HE ISN'T MYBROTHER

Serangan Tiba-tiba (Rachel)



Serangan Tiba-tiba (Rachel)

0Di rumah megah Mauren. Jeno sedang berkutat dengan beberapa dokumen yang semakin membuatnya begitu sibuk karena kejayaan itu kembali lagi kepada Jeno. Namun, hingga detik ini Martha tak kunjung ditemukan dan sama sekali memberikan tanda-tanda akan ke pulangannya. Padahal ini sudah tiga hari semenjak Martha memutuskan untuk pergi dari rumah.     

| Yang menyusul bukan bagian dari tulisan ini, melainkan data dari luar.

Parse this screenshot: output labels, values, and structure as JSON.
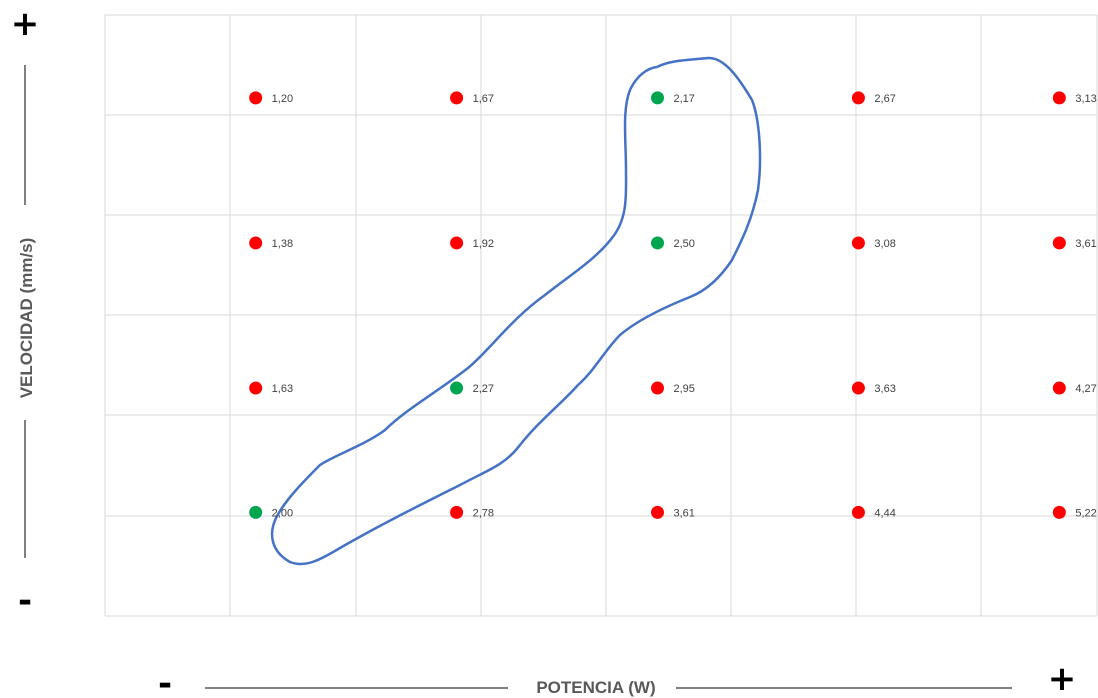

Keadaan rumah besar ini menjadi begitu hening saat nyonya besar mereka tak lagi berteriak histeris saat masakan buatannya gosong atau ia ingin memasak sesuatu dan semua orang yang berada di rumah harus mencoba masakannya. Baru ditinggal Martha tiga hari saja rumah besar itu bagaikan sebuah kuburan. Hanya tinggal sayup-sayup satu-dua kali suara saja.     

Di ruang kerja rumah Mauren.     

"Tuan Jeno, makan dulu, saya sudah memasakan makanan kesukaan, Tuan ..."     

"Semenjak nyonya Martha pergi, Tuan Jeno begitu jarang makan. Jangan sampai sakit, Tuan," sambung Lina yang sudah membawakan satu piring udang goreng mentega kesukaan Jeno.     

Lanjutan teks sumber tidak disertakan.